# Handbrake cable adjustment



## TootRS (Apr 21, 2009)

Can anyone advise how I can slacken off the handbrake cable so it effectively needs to be pulled on further to be as effective? The cable itself has been stretched from it's normal position slightly to accommodate larger brake discs and the pads aren't releasing fully now.

TIA


----------



## brittan (May 18, 2007)

The manual shows a compensator unit with central adjusting nut at the rear of the handbrake lever. The cable connect to the compensator unit.
Access to it looks like being via the shallow storage area behind the handbrake.
The manual says: _Use hook to release cover in storage compartment in centre console (rear) and remove cover._


----------



## TootRS (Apr 21, 2009)

brittan said:


> The manual shows a compensator unit with central adjusting nut at the rear of the handbrake lever. The cable connect to the compensator unit.
> Access to it looks like being via the shallow storage area behind the handbrake.
> The manual says: _Use hook to release cover in storage compartment in centre console (rear) and remove cover._


Cheers Brian. I never think to check the manual nowadays given how useful the forum tends to be, I'll have a look.


----------



## TT-driver (Sep 14, 2010)

Correct: it's a rubber cover that can be removed with something sharp at the edges. Underneath is a plastic cover that is kept in place with metal clips. In the past I've bent a screw driver to 90 degrees. That I use now to stick through a hole and pull the whole thing out.

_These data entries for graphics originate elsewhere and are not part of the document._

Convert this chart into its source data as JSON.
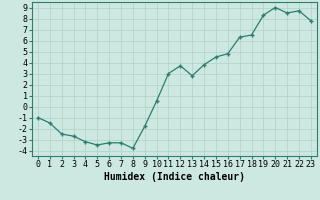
{
  "x": [
    0,
    1,
    2,
    3,
    4,
    5,
    6,
    7,
    8,
    9,
    10,
    11,
    12,
    13,
    14,
    15,
    16,
    17,
    18,
    19,
    20,
    21,
    22,
    23
  ],
  "y": [
    -1.0,
    -1.5,
    -2.5,
    -2.7,
    -3.2,
    -3.5,
    -3.3,
    -3.3,
    -3.8,
    -1.8,
    0.5,
    3.0,
    3.7,
    2.8,
    3.8,
    4.5,
    4.8,
    6.3,
    6.5,
    8.3,
    9.0,
    8.5,
    8.7,
    7.8
  ],
  "line_color": "#2e7d6e",
  "marker_color": "#2e7d6e",
  "bg_color": "#cce8e0",
  "grid_color": "#b0d0c8",
  "xlabel": "Humidex (Indice chaleur)",
  "xlabel_fontsize": 7,
  "tick_fontsize": 6,
  "ylim": [
    -4.5,
    9.5
  ],
  "xlim": [
    -0.5,
    23.5
  ],
  "yticks": [
    -4,
    -3,
    -2,
    -1,
    0,
    1,
    2,
    3,
    4,
    5,
    6,
    7,
    8,
    9
  ],
  "xticks": [
    0,
    1,
    2,
    3,
    4,
    5,
    6,
    7,
    8,
    9,
    10,
    11,
    12,
    13,
    14,
    15,
    16,
    17,
    18,
    19,
    20,
    21,
    22,
    23
  ]
}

I believe the manual says 3 clicks until the brakes should start making contact. I've slackened it a bit to 4, as I got the feeling that the brakes weren't always releasing properly, even after maintenance.


----------



## TootRS (Apr 21, 2009)

Could you point me to the right page in the manual pls? Cant seem to find it


----------



## brittan (May 18, 2007)

Repair Group 46 Brakes (Mechanism); Section 7 Handbrake; Sub Section 7.6 Adjusting Handbrake


----------



## TT-driver (Sep 14, 2010)

Sorry, I meant the _service_ manual.

Was mixing up cars too...

Full text from service manual:

Adjustment is only necessary if handbrake cables, brake calipers or brake discs have been replaced.
♦ Both rear wheels must turn freely when handbrake lever is not pulled (released position).
♦ The handbrake lever must return by itself to released position if not pulled up to the first catch.
♦ The adjustment nut on the compensator must be screwed past the end of the pull rod.

- Release handbrake.
- Use hook to release cover in storage compartment in centre console (rear) and remove cover.
- The handbrake cable -5- must be routed free of stress. Do not pull up the handbrake lever -1- more than 2 degrees when adjusting the handbrake.
- Tighten adjustment nut on compensator -2- until levers on brake caliper -4- lift away from stop -3-.
- The sum of distances -a- between lever on brake caliper -4- and stop -3- on both sides of vehicle must be at least 1 mm
(with handbrake lever in released position).
- The distance on one side must not exceed 4 mm.
- The distance -a- to stop -3- on one side must be greater than 0 mm, however not greater than 4 mm.
- Apply handbrake firmly 3 times and then release. 
- With handbrake released, check whether both wheels turn freely. Check whether the distances -a- meet specifications.
- If the handbrake lever is pulled up to the first catch, there must be a slight brake effect on the rear wheels.
If necessary, adjust via the adjustment nut.

What Audi seems to describe is a slight pre tension on the cable. The lever at the rear brakes apparently shouldn't make contact with its base it potentially could sit on.

Just checked too, mine is now just not braking at first catch, At the second catch it does brake.


----------



## brittan (May 18, 2007)

TT-driver said:


> Correct: it's a rubber cover that can be removed with something sharp at the edges.


A bit of sticky tape or blue-tack is good for removing the rubber cover, and for the rubber bits at the bottom of the cup holders. No chance of damaging anything.


----------



## TT-driver (Sep 14, 2010)

Excellent tip! thanks!


----------



## TootRS (Apr 21, 2009)

Thanks for the above. Do you have a link to the relevant service manual? Can't find any of the above in the SSP's I've looked in.


----------



## brittan (May 18, 2007)

Sorry Harrison, I have no record of where I got the manual from. It's all on my hard drives with an index that runs in a browser.

The above text on handbrake adjustment needs this diagram to make sense of the part identities:


----------



## TootRS (Apr 21, 2009)

That's great many thanks for the above text and accompanying photo


----------



## TT-driver (Sep 14, 2010)

The SSP docs are kind of high level "understand what VAG is technically up to" documents. They aren't workshop manuals.


----------